In an embodiment of the present invention, the drum (4) is accelerated in dry conditions before receiving water into the tub (3). Thus the amount of load (L) placed in the drum (4) can be directly calculated.

In another embodiment, the drum (4) is accelerated while the laundry is wet after a certain amount of water is received into the tub (3). Thus, the laundry is prevented from fraying by being subjected to high friction. The amount of water received into the tub (3) is preferably less than the amount required for the main washing. The water amount is sufficient for reducing the friction between the laundry and the drum (4). In this embodiment, since the amount of water received into the tub (3) is known, subtracting the weight of the water will suffice while calculating the amount of the laundry load (L).

In an embodiment, the maximum value (Wm) to which the drum (4) will be accelerated is a constant value preset by the producer, in another embodiment, it is a value determined dynamically by the control unit (6). In the first embodiment, the producer determines the highest speed value that the drum (4) should accelerate by adding a certain safety margin to the natural frequency that is assessed while the machine is empty. In the second embodiment, the control unit (6) that records the natural frequency values realized in various operations determines a maximum angular speed corresponding to these.

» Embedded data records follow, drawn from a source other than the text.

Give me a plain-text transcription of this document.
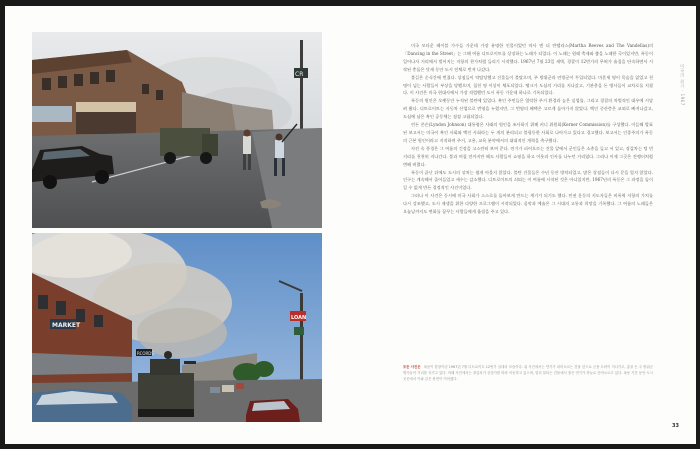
CR
MARKET
RCORDS
LOAN
미국의 위기 · 1967

미국 모타운 레이블 가수들 가운데 가장 유명한 인물이었던 마사 앤 더 반델라스(Martha Reeves and The Vandellas)의 「Dancing in the Street」는 그해 여름 디트로이트를 상징하는 노래가 되었다. 이 노래는 원래 축제와 춤을 노래한 곡이었지만, 폭동이 일어나자 거리에서 벌어지는 저항의 찬가처럼 들리기 시작했다. 1967년 7월 23일 새벽, 경찰이 12번가의 무허가 술집을 단속하면서 시작된 충돌은 닷새 동안 도시 전체로 번져 나갔다.

불길은 순식간에 번졌다. 상점들이 약탈당했고 건물들이 불탔으며, 주 방위군과 연방군이 투입되었다. 마흔세 명이 목숨을 잃었고 천 명이 넘는 사람들이 부상을 당했으며, 칠천 명 이상이 체포되었다. 탱크가 도심의 거리를 지나갔고, 기관총을 든 병사들이 교차로를 지켰다. 이 사건은 미국 현대사에서 가장 격렬했던 도시 폭동 가운데 하나로 기록되었다.

폭동의 원인은 오랫동안 누적된 불만에 있었다. 흑인 주민들은 열악한 주거 환경과 높은 실업률, 그리고 경찰의 차별적인 대우에 시달려 왔다. 디트로이트는 자동차 산업으로 번영을 누렸지만, 그 번영의 혜택은 고르게 돌아가지 않았다. 백인 중산층은 교외로 빠져나갔고, 도심에 남은 흑인 공동체는 점점 고립되었다.

린든 존슨(Lyndon Johnson) 대통령은 사태의 원인을 조사하기 위해 커너 위원회(Kerner Commission)를 구성했다. 이듬해 발표된 보고서는 미국이 흑인 사회와 백인 사회라는 두 개의 분리되고 불평등한 사회로 나아가고 있다고 경고했다. 보고서는 인종주의가 폭동의 근본 원인이라고 지적하며 주거, 고용, 교육 분야에서의 대대적인 개혁을 촉구했다.

사진 속 풍경은 그 여름의 긴장을 고스란히 보여 준다. 연기가 피어오르는 건물 앞에서 군인들은 소총을 들고 서 있고, 장갑차는 텅 빈 거리를 천천히 지나간다. 불과 며칠 전까지만 해도 사람들이 쇼핑을 하고 이웃과 인사를 나누던 거리였다. 그러나 이제 그곳은 전쟁터처럼 변해 버렸다.

폭동이 끝난 뒤에도 도시의 상처는 쉽게 아물지 않았다. 불탄 건물들은 수년 동안 방치되었고, 많은 상점들이 다시 문을 열지 않았다. 인구는 계속해서 줄어들었고 세수는 감소했다. 디트로이트의 쇠퇴는 이 여름에 시작된 것은 아니었지만, 1967년의 폭동은 그 과정을 돌이킬 수 없게 만든 결정적인 사건이었다.

그러나 이 사건은 동시에 미국 사회가 스스로를 돌아보게 만드는 계기가 되기도 했다. 민권 운동의 지도자들은 비폭력 저항의 가치를 다시 강조했고, 도시 재생을 위한 다양한 프로그램이 시작되었다. 음악과 예술은 그 시대의 고통과 희망을 기록했다. 그 여름의 노래들은 오늘날까지도 변화를 꿈꾸는 사람들에게 울림을 주고 있다.

모든 사진은 폭동이 한창이던 1967년 7월 디트로이트 12번가 일대의 모습이다. 위 사진에서는 연기가 피어오르는 건물 앞으로 군용 트럭이 지나가고, 총을 든 주 방위군 병사들이 거리를 지키고 있다. 아래 사진에서는 장갑차가 상점가를 따라 이동하고 있으며, 멀리 불타는 건물에서 짙은 연기가 하늘로 솟아오르고 있다. 폭동 기간 동안 도시 곳곳에서 이와 같은 장면이 이어졌다.
33
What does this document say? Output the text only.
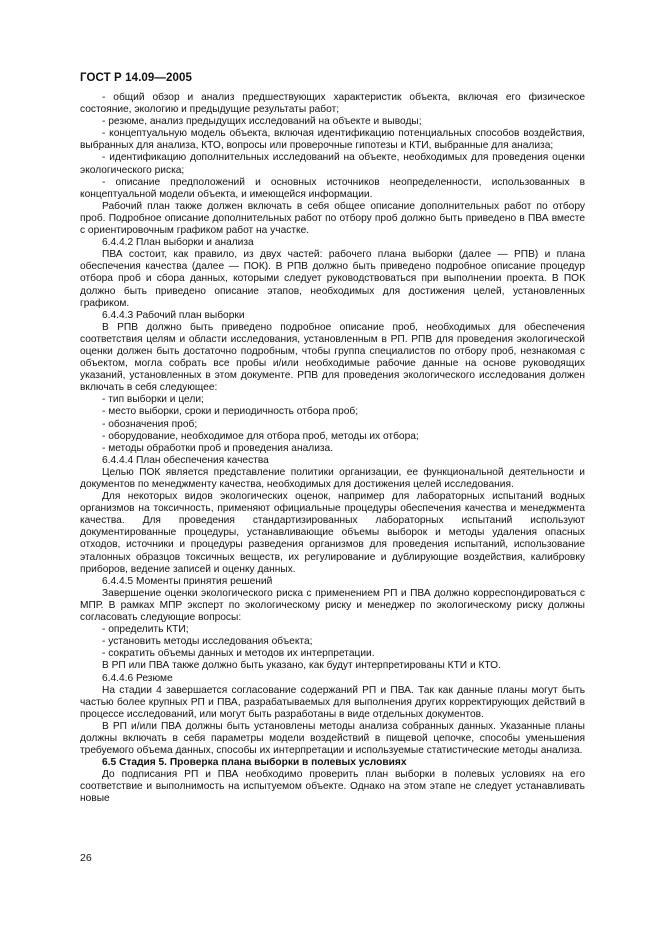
ГОСТ Р 14.09—2005

- общий обзор и анализ предшествующих характеристик объекта, включая его физическое состояние, экологию и предыдущие результаты работ;

- резюме, анализ предыдущих исследований на объекте и выводы;

- концептуальную модель объекта, включая идентификацию потенциальных способов воздействия, выбранных для анализа, КТО, вопросы или проверочные гипотезы и КТИ, выбранные для анализа;

- идентификацию дополнительных исследований на объекте, необходимых для проведения оценки экологического риска;

- описание предположений и основных источников неопределенности, использованных в концептуальной модели объекта, и имеющейся информации.

Рабочий план также должен включать в себя общее описание дополнительных работ по отбору проб. Подробное описание дополнительных работ по отбору проб должно быть приведено в ПВА вместе с ориентировочным графиком работ на участке.

6.4.4.2 План выборки и анализа

ПВА состоит, как правило, из двух частей: рабочего плана выборки (далее — РПВ) и плана обеспечения качества (далее — ПОК). В РПВ должно быть приведено подробное описание процедур отбора проб и сбора данных, которыми следует руководствоваться при выполнении проекта. В ПОК должно быть приведено описание этапов, необходимых для достижения целей, установленных графиком.

6.4.4.3 Рабочий план выборки

В РПВ должно быть приведено подробное описание проб, необходимых для обеспечения соответствия целям и области исследования, установленным в РП. РПВ для проведения экологической оценки должен быть достаточно подробным, чтобы группа специалистов по отбору проб, незнакомая с объектом, могла собрать все пробы и/или необходимые рабочие данные на основе руководящих указаний, установленных в этом документе. РПВ для проведения экологического исследования должен включать в себя следующее:

- тип выборки и цели;

- место выборки, сроки и периодичность отбора проб;

- обозначения проб;

- оборудование, необходимое для отбора проб, методы их отбора;

- методы обработки проб и проведения анализа.

6.4.4.4 План обеспечения качества

Целью ПОК является представление политики организации, ее функциональной деятельности и документов по менеджменту качества, необходимых для достижения целей исследования.

Для некоторых видов экологических оценок, например для лабораторных испытаний водных организмов на токсичность, применяют официальные процедуры обеспечения качества и менеджмента качества. Для проведения стандартизированных лабораторных испытаний используют документированные процедуры, устанавливающие объемы выборок и методы удаления опасных отходов, источники и процедуры разведения организмов для проведения испытаний, использование эталонных образцов токсичных веществ, их регулирование и дублирующие воздействия, калибровку приборов, ведение записей и оценку данных.

6.4.4.5 Моменты принятия решений

Завершение оценки экологического риска с применением РП и ПВА должно корреспондироваться с МПР. В рамках МПР эксперт по экологическому риску и менеджер по экологическому риску должны согласовать следующие вопросы:

- определить КТИ;

- установить методы исследования объекта;

- сократить объемы данных и методов их интерпретации.

В РП или ПВА также должно быть указано, как будут интерпретированы КТИ и КТО.

6.4.4.6 Резюме

На стадии 4 завершается согласование содержаний РП и ПВА. Так как данные планы могут быть частью более крупных РП и ПВА, разрабатываемых для выполнения других корректирующих действий в процессе исследований, или могут быть разработаны в виде отдельных документов.

В РП и/или ПВА должны быть установлены методы анализа собранных данных. Указанные планы должны включать в себя параметры модели воздействий в пищевой цепочке, способы уменьшения требуемого объема данных, способы их интерпретации и используемые статистические методы анализа.

6.5 Стадия 5. Проверка плана выборки в полевых условиях

До подписания РП и ПВА необходимо проверить план выборки в полевых условиях на его соответствие и выполнимость на испытуемом объекте. Однако на этом этапе не следует устанавливать новые

26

The control unit (6) in this way prevents the drum (4) from accelerating to very high speeds by determining a value according to the routines of the user.

In an embodiment of the present invention, the sensor (7) is a tachogenerator having a revolution that can detect the variations in the angular speed (W) during a full revolution (2p) of the drum (4). The sensor (7) can either be a tachogenerator included in the motor (5) or a specific tachogenerator for measuring the angular speed of the drum (4). This tachogenerator can be a multi-pole, optical or magnetic tachogenerator. It is preferable that the tachogenerator has approximately 30-60 poles for effectively monitoring the speed changes during one full revolution.

In another embodiment of the present invention, the producer records the same values (Wi-Li) in the control unit (6), regarding the fact that the dynamic properties of washer/dryers (1) belonging to a certain series are similar hence possess proximate natural frequency values. Consequently, the producer does not have to apply tests to each washer/dryer (1) separately.

In another version of this embodiment, the producer records to the control unit (6) the load difference (DLi) and the corresponding angular speed difference (DWi) values wherein the natural frequency is observed. With the assumption that the springs present in the system act linearly, in all the machine of a certain series the DLi-DWi pairs are approximately the same. Thus the sane table (DLi-DWi, i=1,..., k) can be recorded in the control units (6) of all washer/dryers (1) having similar features. In this embodiment, furthermore, the angular speed value (Wn_e) corresponding to the natural frequency detected while the machine is empty should also be recorded in the control unit (6). In this case, the control unit (6) determines the angular speed value (Wn_f) corresponding to the natural frequency as explained above by accelerating the drum (4), after the user has loaded the laundry. Then the difference between the two angular speed values (DW=Wn_e-Wn_f) is calculated. Lastly, the obtained value (DW) is compared with the values in the table (DLi-DWi) for determining the load (L).

In an embodiment of the present invention, the producer records in the control unit (6) the values (Wi-Li) exclusive to the machine obtained from the test results by testing each washer/dryer (1) separately. Consequently, the amount of laundry (L) placed in the drum (4) by the user can be determined more precisely by tasking into account the differences of each machine and the variations due to the production.

With the washer/dryer (1) of the present invention, the laundry load can be determined by using the data of the available speed sensors (7), without a dedicated sensor designed exclusively for this process. Consequently, contribution is provided for decreasing the costs.